El narrador se centra, sobre todo, en presentar el mundo interior de sentimientos mezclados del hijo ante su padre. A este lo vemos entero, haciendo frente a su enfermedad, mientras el hijo está confuso y desconcertado. A través de su mirada tenemos atisbos del interior del padre en los que asoma una esperanza que el hijo no tiene. Eso se revela en este pasaje, cuando el hijo entra en la habitación que ocupa su padre:

«Sobre la mesita de noche estaban las gafas y un libro encuadernado en negro con los cantos dorados: La Biblia.
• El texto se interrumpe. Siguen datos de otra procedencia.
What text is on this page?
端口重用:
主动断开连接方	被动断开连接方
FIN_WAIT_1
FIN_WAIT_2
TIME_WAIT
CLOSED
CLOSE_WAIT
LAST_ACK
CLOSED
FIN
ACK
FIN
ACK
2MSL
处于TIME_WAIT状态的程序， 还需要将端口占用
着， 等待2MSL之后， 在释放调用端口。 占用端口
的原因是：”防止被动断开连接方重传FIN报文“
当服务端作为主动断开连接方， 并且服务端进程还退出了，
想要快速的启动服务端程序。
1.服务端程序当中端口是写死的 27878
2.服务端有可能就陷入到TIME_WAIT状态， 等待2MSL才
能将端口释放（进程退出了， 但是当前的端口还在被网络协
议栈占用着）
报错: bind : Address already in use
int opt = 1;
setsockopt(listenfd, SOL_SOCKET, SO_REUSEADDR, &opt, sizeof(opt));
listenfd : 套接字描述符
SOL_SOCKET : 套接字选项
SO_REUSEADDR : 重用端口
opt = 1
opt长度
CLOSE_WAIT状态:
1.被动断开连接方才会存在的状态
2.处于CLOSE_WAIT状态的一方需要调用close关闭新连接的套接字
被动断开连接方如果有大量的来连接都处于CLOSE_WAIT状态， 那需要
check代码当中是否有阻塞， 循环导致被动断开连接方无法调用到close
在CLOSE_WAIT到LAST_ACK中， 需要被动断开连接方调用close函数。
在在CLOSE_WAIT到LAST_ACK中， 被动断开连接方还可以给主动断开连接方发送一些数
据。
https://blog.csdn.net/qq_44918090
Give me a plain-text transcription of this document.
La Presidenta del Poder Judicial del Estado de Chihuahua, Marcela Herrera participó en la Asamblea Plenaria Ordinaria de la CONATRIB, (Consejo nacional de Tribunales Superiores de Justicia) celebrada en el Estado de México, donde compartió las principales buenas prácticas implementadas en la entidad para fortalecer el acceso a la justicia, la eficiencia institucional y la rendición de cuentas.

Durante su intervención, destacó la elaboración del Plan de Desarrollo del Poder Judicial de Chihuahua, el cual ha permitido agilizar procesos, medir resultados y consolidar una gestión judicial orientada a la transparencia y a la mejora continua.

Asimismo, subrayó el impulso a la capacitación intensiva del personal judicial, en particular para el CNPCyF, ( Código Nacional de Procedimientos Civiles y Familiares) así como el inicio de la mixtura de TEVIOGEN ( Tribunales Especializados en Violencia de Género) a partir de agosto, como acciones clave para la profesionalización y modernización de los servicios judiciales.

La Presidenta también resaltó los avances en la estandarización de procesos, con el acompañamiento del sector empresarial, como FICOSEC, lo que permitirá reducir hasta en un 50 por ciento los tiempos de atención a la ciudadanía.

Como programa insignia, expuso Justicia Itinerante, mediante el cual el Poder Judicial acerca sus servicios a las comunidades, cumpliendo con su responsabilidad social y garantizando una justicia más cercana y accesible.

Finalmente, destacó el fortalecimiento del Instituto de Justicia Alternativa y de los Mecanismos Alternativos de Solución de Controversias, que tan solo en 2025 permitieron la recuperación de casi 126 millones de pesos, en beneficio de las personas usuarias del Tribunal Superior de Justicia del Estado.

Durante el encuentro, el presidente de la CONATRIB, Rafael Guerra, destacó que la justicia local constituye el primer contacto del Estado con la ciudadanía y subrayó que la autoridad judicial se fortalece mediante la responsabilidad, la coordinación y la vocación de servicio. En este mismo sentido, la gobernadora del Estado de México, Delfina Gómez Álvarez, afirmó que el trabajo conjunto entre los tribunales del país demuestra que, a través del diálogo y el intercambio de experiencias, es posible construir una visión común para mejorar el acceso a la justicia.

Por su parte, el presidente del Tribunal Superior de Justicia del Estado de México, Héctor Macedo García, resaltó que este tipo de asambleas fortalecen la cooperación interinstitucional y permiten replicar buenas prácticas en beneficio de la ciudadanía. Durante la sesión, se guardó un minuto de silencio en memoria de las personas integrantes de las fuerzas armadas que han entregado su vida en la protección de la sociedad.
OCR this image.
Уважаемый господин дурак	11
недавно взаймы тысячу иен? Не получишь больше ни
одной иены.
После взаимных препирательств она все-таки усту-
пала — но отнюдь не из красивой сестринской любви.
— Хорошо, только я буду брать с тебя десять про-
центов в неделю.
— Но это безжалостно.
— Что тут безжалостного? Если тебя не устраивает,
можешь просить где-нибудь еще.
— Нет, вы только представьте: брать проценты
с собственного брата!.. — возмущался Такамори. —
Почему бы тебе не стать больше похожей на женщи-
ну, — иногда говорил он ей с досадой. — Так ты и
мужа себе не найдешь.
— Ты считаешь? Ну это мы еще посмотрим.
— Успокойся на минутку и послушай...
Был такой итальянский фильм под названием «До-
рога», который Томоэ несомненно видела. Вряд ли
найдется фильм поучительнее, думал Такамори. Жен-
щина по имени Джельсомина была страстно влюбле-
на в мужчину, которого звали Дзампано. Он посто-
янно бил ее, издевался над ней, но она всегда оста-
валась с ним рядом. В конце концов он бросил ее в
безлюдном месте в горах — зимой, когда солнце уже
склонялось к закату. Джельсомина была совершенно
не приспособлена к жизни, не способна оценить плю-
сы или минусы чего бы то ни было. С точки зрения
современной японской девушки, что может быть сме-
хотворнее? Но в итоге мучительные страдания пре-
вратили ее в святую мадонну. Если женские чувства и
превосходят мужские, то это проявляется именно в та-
Un antiguo marcalibros de pergamino miniado sobresalía de entre las páginas: ¡Una página del libro de Job!
“¿Para qué me sacaste del seno? Habría muerto sin que me viera ningún ojo”.
“¿No son bien poco los días de mi existencia? Apártate de mí para gozar de un poco de consuelo”.
“Antes de que me vaya, para ya no volver, a la tierra de tinieblas y de sombra”.
Los ojos del hijo, que se habían posado al azar en esos versículos, se velaron. Nunca habría pensado que su padre leyera la Biblia. Desde que lo seguía de niño, lo había visto con pocos libros en la mano: algún libro de viajes, alguna novela histórica».

Giani Stuparich. La isla (L’isola, 1942). Barcelona: Minúscula, 2008; 123 pp.; trad. de J. A. González Sainz; ISBN: 978–84–95587–39–8.